Phenotypic-state transition can also play a major role in the development of drug resistance in cancer cell populations, implicating such dynamic behavior as a therapeutic escape mechanism. The chemotherapy Adriamycin was found to prompt epithelial-to-mesenchymal transition (EMT) and apoptosis depending on cell cycle in the human breast adenocarcinoma cell line MCF7, but only transitioning cells exhibited multi-drug resistance and enhanced invasive potential [15]. Resistance to HER2-targeted therapies was discovered following spontaneous EMT in HER2+ luminal breast cancer [16]. Interestingly, treating HER2+ PTEN- breast cancer cells continually with the HER2-targeting antibody Trastuzumab was observed to induce EMT, convert the disease to a triple-negative breast cancer, increase cancer stem cell frequency, and enhance metastatic potential [17]. Importantly, some studies have shown that such phenotypic transitions can be reversible, indicating that a better understanding of plasticity might suggest how to trap or drive cells into a state vulnerable to treatment.
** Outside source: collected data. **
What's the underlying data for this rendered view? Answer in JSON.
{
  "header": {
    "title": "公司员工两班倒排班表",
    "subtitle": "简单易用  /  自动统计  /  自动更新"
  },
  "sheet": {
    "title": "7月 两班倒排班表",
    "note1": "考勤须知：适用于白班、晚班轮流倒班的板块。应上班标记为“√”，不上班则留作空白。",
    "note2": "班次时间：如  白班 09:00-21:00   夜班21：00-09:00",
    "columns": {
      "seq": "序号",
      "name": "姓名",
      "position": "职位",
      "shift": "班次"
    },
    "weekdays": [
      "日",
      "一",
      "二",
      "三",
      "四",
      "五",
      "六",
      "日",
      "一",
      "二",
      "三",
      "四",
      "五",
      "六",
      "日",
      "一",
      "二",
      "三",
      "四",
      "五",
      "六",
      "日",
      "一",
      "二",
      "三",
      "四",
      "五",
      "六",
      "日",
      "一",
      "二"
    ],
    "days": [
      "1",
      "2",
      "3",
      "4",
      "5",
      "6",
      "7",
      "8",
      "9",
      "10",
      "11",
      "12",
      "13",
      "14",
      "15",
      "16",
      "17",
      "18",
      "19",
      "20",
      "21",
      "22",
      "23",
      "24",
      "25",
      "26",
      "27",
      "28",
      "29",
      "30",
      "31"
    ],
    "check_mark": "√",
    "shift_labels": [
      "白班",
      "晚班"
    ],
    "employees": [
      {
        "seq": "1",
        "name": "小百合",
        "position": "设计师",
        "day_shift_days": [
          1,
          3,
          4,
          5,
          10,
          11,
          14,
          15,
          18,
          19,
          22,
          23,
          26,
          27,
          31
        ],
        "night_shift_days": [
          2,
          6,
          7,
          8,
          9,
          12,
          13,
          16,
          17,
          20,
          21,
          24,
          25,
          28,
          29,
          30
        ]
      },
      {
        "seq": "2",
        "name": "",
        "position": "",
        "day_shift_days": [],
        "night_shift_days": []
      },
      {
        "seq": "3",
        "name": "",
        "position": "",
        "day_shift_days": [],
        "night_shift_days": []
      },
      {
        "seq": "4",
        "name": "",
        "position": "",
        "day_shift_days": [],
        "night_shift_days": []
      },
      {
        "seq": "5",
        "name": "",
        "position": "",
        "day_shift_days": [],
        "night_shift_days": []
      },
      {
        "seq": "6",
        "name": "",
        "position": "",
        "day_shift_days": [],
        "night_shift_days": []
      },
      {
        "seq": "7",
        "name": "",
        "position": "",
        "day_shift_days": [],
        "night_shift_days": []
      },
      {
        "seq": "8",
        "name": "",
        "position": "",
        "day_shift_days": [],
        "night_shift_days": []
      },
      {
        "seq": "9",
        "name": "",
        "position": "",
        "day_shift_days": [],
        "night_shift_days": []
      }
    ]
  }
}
For example, one study that examined several drug-sensitive cancer cell lines in response to anti-cancer therapies (e.g., non-small cell lung cancer cell line PC9 treated with Erlotinib) repeatedly found a small fraction of cells occupying a reversible drug-tolerant state [5]. In addition, treating breast cancer cells with a taxane was shown to bring about transition to a transient CD44hiCD24hi chemotherapy-tolerant state, and administering a sequence of anti-cancer agents was able to weaken this resistance [9].
In parallel with empirical work, computational models have been built to examine phenotypic-state dynamics in cancer cell populations and the role of these dynamics in the development of drug resistance [9] [12] [18] [19] [20] [21] [22] [23] [24]. A Markov chain model predicted that cancer stem-like cells can arise from non-stem-like cells using probabilities identified from observations at two time points [12]. Although parameter estimation error was not examined, the prediction was validated in an experiment [12]. Another pivotal study used ordinary differential equation (ODE) modeling to predict that cells expressing a transient drug-tolerant phenotype arise from non-stem-like cells [9]. While the model itself was not tested on independent data, the prediction deduced from the model was validated empirically [9]. Further, an ODE model was developed using the principles of biochemical reactions to represent cell-state birth, death, and transition [21] [22]. A dynamical model that generalized prior cell-state transition models [12] [21] [22] was constructed using a Markov process with a finite number of cell divisions [23], and phenotypic-state equilibria and stability properties were studied [23]. In the related field of clonal tumor evolution, a stochastic genotypic-state birth-death process model with mutations and a corresponding deterministic ODE model were developed [20]. The models along with Monte Carlo sampling and observations at two time points informed parameter sensitivity analysis, a treatment window approximation, and investigations of therapeutic scheduling [20]. Although our first modeling effort in the HCC1143 cell line of basal, mesenchymal, and non-basal/non-mesenchymal states included estimation of parameter variabilities, the training data set was small for the number of parameters that required identification, and no statistically significant drug-induced effects on phenotypic-state transitions were detected [19]. Studies with cell-state dynamical models rarely include statistical analysis of model parameters (refs. [19] and [20] are exceptions) because the available data often lacks sufficient quality and quantity at multiple time points. However, in the current paper, we leverage novel data sets to estimate model parameter variations, infer statistically significant drug-induced effects on phenotypic-state transitions, and test model generalizability.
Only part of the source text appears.